Three hundred thirty-nine critically ill adult patients were recruited for this study. Among them, 131 patients (39%) were diagnosed with AKI by the RIFLE criteria and 66 patients were diagnosed as AKI at post-ICU admission (later-onset AKI). Eighty-four AKI patients showed worsening severity during 1 week observation (AKI progression). Although L-FABP, NGAL and IL-18 showed significantly higher area under the curve (AUC)-receiver operating characteristic (ROC) values than semaphorin 3A in detecting established AKI, semaphorin 3A was able to detect later-onset AKI and AKI progression with similar AUC-ROC values compared with the other five biomarkers [AUC-ROC (95% CI) for established AKI 0.64 (0.56-0.71), later-onset AKI 0.71 (0.64-0.78), AKI progression 0.71 (0.64-0.77)]. Urinary semaphorin 3A was not increased in non-progressive established AKI, while the other biomarkers were elevated regardless of further progression.
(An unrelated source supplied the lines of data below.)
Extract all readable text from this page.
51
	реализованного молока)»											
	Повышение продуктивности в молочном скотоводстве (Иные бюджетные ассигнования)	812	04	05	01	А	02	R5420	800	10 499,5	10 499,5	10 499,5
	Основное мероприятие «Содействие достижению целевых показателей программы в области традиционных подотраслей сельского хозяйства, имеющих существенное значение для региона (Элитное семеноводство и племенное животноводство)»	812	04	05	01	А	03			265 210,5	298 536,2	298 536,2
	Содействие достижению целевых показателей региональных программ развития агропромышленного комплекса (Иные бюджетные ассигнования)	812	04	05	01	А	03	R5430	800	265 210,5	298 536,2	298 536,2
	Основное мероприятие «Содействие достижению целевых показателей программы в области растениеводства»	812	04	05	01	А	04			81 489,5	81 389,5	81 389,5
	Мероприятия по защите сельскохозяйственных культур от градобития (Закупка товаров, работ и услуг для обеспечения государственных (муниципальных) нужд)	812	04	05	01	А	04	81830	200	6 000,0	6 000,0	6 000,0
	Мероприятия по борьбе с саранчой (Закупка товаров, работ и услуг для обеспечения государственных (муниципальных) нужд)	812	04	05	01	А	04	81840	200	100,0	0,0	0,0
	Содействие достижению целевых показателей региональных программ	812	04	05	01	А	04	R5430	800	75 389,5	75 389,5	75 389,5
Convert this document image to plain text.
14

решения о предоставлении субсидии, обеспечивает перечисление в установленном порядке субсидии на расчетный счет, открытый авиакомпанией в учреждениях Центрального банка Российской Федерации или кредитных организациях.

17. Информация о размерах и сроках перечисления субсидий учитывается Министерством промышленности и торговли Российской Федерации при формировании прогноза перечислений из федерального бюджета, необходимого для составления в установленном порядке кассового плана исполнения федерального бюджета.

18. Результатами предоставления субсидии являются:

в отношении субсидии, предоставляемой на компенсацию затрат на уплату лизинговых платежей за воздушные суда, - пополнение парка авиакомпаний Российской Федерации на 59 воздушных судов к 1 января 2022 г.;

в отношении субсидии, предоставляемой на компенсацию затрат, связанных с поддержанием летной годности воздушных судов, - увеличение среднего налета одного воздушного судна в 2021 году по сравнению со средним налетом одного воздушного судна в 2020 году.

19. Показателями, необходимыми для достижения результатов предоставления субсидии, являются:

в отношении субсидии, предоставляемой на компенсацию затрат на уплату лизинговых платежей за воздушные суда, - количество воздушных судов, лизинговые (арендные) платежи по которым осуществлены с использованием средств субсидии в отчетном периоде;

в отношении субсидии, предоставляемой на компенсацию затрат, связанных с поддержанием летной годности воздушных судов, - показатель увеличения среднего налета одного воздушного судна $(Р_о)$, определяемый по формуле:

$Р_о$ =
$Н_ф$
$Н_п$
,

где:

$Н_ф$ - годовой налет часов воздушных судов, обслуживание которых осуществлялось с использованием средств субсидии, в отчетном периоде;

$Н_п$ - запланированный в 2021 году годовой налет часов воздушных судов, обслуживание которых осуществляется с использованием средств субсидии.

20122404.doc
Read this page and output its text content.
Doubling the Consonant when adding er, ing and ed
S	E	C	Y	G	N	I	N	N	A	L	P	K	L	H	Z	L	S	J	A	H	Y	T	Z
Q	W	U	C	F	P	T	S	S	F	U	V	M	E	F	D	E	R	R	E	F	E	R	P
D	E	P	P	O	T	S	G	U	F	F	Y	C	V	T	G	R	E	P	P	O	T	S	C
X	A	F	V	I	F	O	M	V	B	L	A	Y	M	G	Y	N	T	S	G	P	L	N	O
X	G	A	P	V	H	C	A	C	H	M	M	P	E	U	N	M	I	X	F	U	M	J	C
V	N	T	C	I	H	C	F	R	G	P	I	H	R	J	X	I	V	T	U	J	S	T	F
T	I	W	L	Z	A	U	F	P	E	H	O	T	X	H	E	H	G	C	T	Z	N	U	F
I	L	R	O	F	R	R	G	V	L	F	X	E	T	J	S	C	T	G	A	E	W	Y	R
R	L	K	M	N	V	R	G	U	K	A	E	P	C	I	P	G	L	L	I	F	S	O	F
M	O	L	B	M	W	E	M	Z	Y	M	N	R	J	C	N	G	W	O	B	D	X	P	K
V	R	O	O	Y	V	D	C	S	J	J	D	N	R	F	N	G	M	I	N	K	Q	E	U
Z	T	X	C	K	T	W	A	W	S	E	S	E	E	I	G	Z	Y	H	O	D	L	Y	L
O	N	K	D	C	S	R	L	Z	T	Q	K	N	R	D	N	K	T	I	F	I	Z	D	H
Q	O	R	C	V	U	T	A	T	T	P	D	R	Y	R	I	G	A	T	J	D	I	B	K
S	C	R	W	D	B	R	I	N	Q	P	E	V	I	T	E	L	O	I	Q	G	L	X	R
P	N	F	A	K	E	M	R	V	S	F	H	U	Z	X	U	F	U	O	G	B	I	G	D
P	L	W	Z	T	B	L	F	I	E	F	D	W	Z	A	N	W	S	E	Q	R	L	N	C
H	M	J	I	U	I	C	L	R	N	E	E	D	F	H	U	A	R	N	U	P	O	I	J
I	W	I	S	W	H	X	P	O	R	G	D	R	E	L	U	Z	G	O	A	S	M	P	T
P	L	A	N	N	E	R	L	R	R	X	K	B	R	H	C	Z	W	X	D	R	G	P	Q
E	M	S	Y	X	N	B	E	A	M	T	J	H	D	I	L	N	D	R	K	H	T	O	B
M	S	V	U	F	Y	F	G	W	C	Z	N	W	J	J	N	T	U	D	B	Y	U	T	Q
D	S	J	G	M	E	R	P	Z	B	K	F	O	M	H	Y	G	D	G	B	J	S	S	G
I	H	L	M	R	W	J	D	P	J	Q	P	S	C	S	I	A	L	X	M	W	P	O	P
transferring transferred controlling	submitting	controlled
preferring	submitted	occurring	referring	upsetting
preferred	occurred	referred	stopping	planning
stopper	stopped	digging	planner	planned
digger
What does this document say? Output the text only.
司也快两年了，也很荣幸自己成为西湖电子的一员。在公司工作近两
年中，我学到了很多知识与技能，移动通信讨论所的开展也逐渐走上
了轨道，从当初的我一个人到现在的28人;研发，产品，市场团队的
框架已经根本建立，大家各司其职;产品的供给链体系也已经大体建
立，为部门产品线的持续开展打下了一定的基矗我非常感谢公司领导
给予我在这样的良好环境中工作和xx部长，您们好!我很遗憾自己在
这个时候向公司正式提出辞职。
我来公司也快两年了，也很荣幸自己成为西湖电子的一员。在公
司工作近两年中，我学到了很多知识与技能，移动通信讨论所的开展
Finally, sepsis did not have any impact on semaphorin 3A while the other urinary biomarkers were increased with sepsis. Semaphorin 3A is a new biomarker of AKI which may have a distinct predictive use for AKI progression when compared with other AKI biomarkers.

摘要

背景

在重症监护环境中预测急性肾损伤(AKI)的发展具有挑战性。尽管一些生物标志物在异质性疾病导向的人群中检测已建立的 AKI 时表现出相当令人满意的性能,但迫切需要鉴定新的生物标志物来准确预测 AKI 的发展。

方法

进行了一项单中心前瞻性观察队列研究,首次评估新鉴定的生物标志物 Semaforein 3A 对异质性重症监护病房人群 AKI 诊断的可靠性。除了 L 型脂肪酸结合蛋白(L-FABP)、中性粒细胞明胶酶相关脂质运载蛋白(NGAL)、IL-18、白蛋白和 N-乙酰-β-D-氨基葡萄糖苷酶(NAG)的五种尿生物标志物外,在重症监护病房(ICU)入院时还测量了尿 Semaforein 3A。

结果与结论

共纳入 339 例成年危重病患者进行本研究。其中,131 例患者(39%)根据 RIFLE 标准诊断为 AKI,66 例患者在 ICU 后入住(迟发性 AKI)时诊断为 AKI。84 例 AKI 患者在 1 周观察期间出现严重程度恶化(AKI 进展)。尽管 L-FABP、NGAL 和 IL-18 在检测已建立的 AKI 时显示出显著较高的曲线下面积(AUC)-接收者操作特征(ROC)值,但与其他五种生物标志物相比,Semaforein 3A 能够检测迟发性 AKI 和 AKI 进展具有相似的 AUC-ROC 值[已建立 AKI 的 AUC-ROC(95%CI)为 0.64(0.56-0.71),迟发性 AKI 为 0.71(0.64-0.78),AKI 进展为 0.71(0.64-0.77)]。非进行性已建立 AKI 时尿 Semaforein 3A 未增加,而其他生物标志物无论是否进一步进展均升高。最后,败血症对 Semaforein 3A 没有任何影响,而其他尿生物标志物随着败血症的发生而增加。Semaforein 3A 是 AKI 的一种新生物标志物,与其他 AKI 生物标志物相比,它在预测 AKI 进展方面可能具有独特的应用价值。